Vyas, et al. (2012) have reported that the decrease in abdominal fat or only the non-increase in body weight observed with the use of saturated medium-chain fatty acid may be related not to fat elimination but to the relocation of fat to the visceral site, which was mistakenly believed has been eliminated [34]. According to this hypothesis, it’s supposed that CO may thin the silhouette or lead to weight loss at the beginning of the diet, but over time, the fat cannot really be eliminated and remains deposited in some organs, such as liver, causing hepatic steatosis and ultimately NASH. Going further, the prolonged use of CO, first slimming effects can be reversed in weight gain. Even though there is controversy regarding the efficacy of CO as a slimming agent, the use of CO remains widespread among people who want to lose weight, without any knowledge about the adverse effects, as MS and NASH [10,11,22,33]. Also, up till now, studies have shown that CO consumption (intake or supplementation) does not enhance thermogenesis [6,35], as has been popularly triggered.

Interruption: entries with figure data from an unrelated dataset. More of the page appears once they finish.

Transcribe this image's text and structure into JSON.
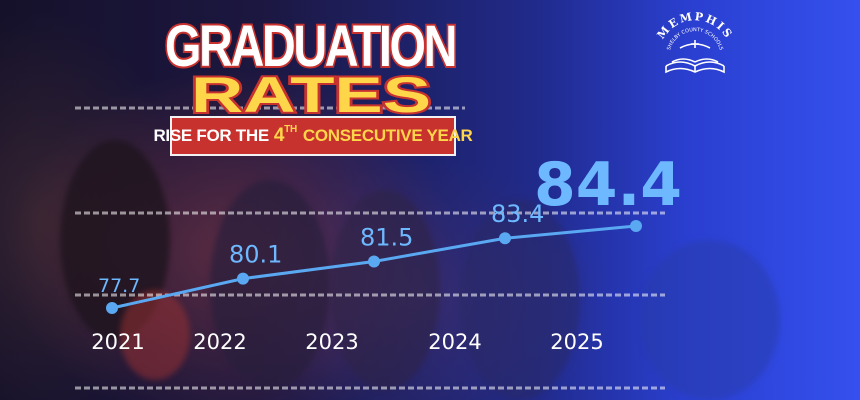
{
  "title": {
    "line1": "GRADUATION",
    "line2": "RATES",
    "subtitle_pre": "RISE FOR THE",
    "subtitle_num": "4",
    "subtitle_sup": "TH",
    "subtitle_post": "CONSECUTIVE YEAR"
  },
  "logo": {
    "text": "MEMPHIS",
    "subtext": "SHELBY COUNTY SCHOOLS"
  },
  "colors": {
    "title_white": "#ffffff",
    "title_outline": "#c8322e",
    "rates_yellow": "#ffd54a",
    "banner_red": "#c8322e",
    "series_blue": "#5aa8f2",
    "label_blue": "#6db8ff"
  },
  "chart_data": {
    "type": "line",
    "x": [
      "2021",
      "2022",
      "2023",
      "2024",
      "2025"
    ],
    "series": [
      {
        "values": [
          77.7,
          80.1,
          81.5,
          83.4,
          84.4
        ]
      }
    ],
    "value_labels": [
      "77.7",
      "80.1",
      "81.5",
      "83.4",
      "84.4"
    ],
    "highlight_index": 4,
    "grid": false,
    "legend": "none"
  }
}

In conclusion, the current review indicates a lack of consistent evidence correlating CO intake or supplementation with induction of satiety and weight loss. But the most critical finding was that most studies showed the relationship between excessive CO consumption and consequences compatible with MS and NASH, in addition to producing deleterious cardiac effects, such as the development of atherosclerosis. Thus, the popular use of CO should be frankly discouraged. It must be considered that new clinical studies are indispensable to test the efficacy and safety of emerging diets, such as CO.
The authors declare no competing financial interest. This research was supported by CNPq (fellowship to Sheila C. L. Sanches no. 160028/2012-4), FAPESP (project Grant no. 2008/01296-2) and FAEPA.